Monday, January 22, 2007

What's in a Word?

I'd like to digress from my usual talk of Middle Eastern culture, to rant a bit about the national leadership of the Boy Scouts of America. I know, I know, it's been done, but now it's personal.

Considering the ongoing mess in the Middle East, I think everyone, and young people especially, should learn all they can about the region. What better way to get started than by reading an exciting action/adventure novel set there during an important recent historical event. (See Sandstorm sidebar). Right?

So I tried to sell the book to BSA for their scout shops and catalog, only to be told that, while they enjoyed the book greatly, they were unable to stock it. It had, they said, "some objectionable content." Pressing for details, they said in Chapter 4, brash, wise-cracking sixteen year-old Aussie Brian tells his pals he has to take "a massive piss." Ouch. I was so stunned by this I forgot to ask whether I could have passed the test by using "massive pee." How about "massive whiz?" Maybe just "massive tinkle?"

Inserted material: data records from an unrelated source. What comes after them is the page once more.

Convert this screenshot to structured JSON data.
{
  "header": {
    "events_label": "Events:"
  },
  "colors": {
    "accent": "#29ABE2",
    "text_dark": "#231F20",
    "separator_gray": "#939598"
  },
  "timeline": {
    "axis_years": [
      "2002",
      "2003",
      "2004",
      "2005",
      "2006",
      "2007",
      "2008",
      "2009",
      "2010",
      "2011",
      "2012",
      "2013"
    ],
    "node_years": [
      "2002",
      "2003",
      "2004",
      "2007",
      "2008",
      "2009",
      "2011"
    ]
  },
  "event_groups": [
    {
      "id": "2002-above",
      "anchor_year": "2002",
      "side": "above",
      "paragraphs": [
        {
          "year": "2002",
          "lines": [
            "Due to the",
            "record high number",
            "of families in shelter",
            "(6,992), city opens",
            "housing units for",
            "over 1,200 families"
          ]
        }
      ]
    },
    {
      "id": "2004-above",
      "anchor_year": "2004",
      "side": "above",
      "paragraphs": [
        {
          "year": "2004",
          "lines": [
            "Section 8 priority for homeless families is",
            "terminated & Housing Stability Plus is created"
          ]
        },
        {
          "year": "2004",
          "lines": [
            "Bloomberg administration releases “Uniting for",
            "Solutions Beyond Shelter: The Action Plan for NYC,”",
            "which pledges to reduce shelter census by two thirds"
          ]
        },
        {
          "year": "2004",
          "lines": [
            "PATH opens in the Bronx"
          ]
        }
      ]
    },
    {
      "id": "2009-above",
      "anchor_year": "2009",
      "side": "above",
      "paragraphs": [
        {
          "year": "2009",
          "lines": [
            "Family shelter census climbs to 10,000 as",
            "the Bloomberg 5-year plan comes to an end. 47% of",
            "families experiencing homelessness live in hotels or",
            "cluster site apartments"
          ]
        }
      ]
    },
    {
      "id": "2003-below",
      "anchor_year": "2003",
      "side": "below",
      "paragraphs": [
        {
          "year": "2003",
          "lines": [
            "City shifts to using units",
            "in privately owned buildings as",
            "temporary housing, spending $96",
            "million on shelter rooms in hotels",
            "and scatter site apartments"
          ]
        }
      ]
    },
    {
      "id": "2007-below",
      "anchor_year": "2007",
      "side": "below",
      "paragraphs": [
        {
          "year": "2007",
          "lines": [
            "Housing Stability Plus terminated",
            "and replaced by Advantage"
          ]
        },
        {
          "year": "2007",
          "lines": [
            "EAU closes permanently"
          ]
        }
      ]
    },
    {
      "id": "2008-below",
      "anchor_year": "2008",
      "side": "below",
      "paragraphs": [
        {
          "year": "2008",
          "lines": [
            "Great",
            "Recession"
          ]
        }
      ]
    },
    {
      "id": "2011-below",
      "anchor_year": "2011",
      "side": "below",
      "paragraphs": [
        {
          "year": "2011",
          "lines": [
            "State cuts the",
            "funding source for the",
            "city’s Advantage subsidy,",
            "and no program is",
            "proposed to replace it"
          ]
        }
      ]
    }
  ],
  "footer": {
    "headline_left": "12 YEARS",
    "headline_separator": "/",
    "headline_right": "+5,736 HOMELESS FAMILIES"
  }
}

I shouldn't have been surprised, knowing the BSA national leadership stance on social issues. I was willing to overlook this to give the boys a taste of a part of the world they may be asked to go fight in, in a few years. Or maybe I just wanted to sell a few books. But --- would I have left out the part about piss, pee, whiz, tinkle, had I known their position? Hell no.

Thursday, January 18, 2007

Trouble By the Numbers

A couple of days ago, I learned two new things about Iraq.

One, I learned my much-loved grandson had received the call to go toBaghdad in July, to help save America from someone hiding in a cave in Afghanistan.

Then I read that the U.N. estimates the Iraqi death toll for the first eleven months of 2006 was 34,452. There are two interesting things about this number. First, they didn't estimate "approximately 34,000." They said 34,452. Hard not to believe a number derived with such precision. The other interesting thing to note is that the total population of Iraq is about one-eleventh the population of the USA. So, if the same calamity was happening here in our country, on a per-capita basis we would have lost about 380,000 Americans to terrorism last year. It's figures like that which drive home the enormity of the catastrophe we unleashed on these people.

Sunday, January 14, 2007

Follow the Leader

In 1978, just prior to the revolution that toppled the Shah of Iran, I spent a couple of weeks there on a business trip. Outside my hotel window at night, I saw dozens of young men studying under the lamps in a small park. When I went down to talk to them, I found they had all studied English and ALL professed a strong desire to come to the United States. They bought me tea and pastries and were the most hospitable people I’d met anywhere in the world.
Less then two years later, the Shah was out, Ayatollah Khomeini was in and a mob of students stormed the U. S. embassy and imprisoned our people for 444 days. I watched in amazement as young people who looked exactly like the ones who had befriended me in the park were shaking their fists and chanting, “Death to America.” It was a dramatic example of the collective mentality overcoming individualism in the Middle East.

Thursday, January 11, 2007

Give Me Freedom or Give Me Death

Patrick Henry apparently hadn’t foreseen Mazlov’s Hiercharchy of Needs. In 1934, Abraham Mazlov proposed a theory in which he listed all the human needs and organized them into a hierarchy, usually shown as a pyramid. He placed the most basic, physiological needs (breathing, food, etc.) at the bottom with safety and security needs above that, followed by esteem issues (self-respect, achievement, mutual tolerance) and finally those things dealing with creativity, morality and problem solving.

His theory, fairly well accepted by sociologists, is that one can’t spend much energy on any level of the pyramid until all the lower, more basic, levels have been largely satisfied.

The lesson here? It’s foolish to try to force high level concepts like “democracy” on people still struggling to keep their families safe or worse yet, trying to keep them from starving. Wise up Neocons.

Saturday, January 6, 2007

Clash of Cultures – Guilt Versus Shame

In the United States and other western countries, children are taught at an early age to feel guilty if they do something naughty. In our society, life is full of opportunities to do things our mother told us not to do. We either let our conscience be our guide and keep from doing them, or go ahead and do them – and feel guilty.

Arab boys, particularly Saudi Arabs and others from the Persian Gulf region, aren’t given that inner compass, Jamal told me. “Society tells them what is right to do. If they do what is wrong, they would bring shame on their father and uncles, on their family.”

“So when they’re in London …”

“Exactly. There are no fathers or uncles. Alcohol and sex are freely available, so why not do as the Londoner’s do?”

We in the west prize our individuality. We consider ourselves individuals first and members of groups second. Arabs (and many other non-western peoples) think of themselves primarily as members of a group – family, clan, tribe. It’s such a fundamental difference between us, failure to recognize it can lead to hatred, terrorism and wars. (More on this in the next couple of posts.)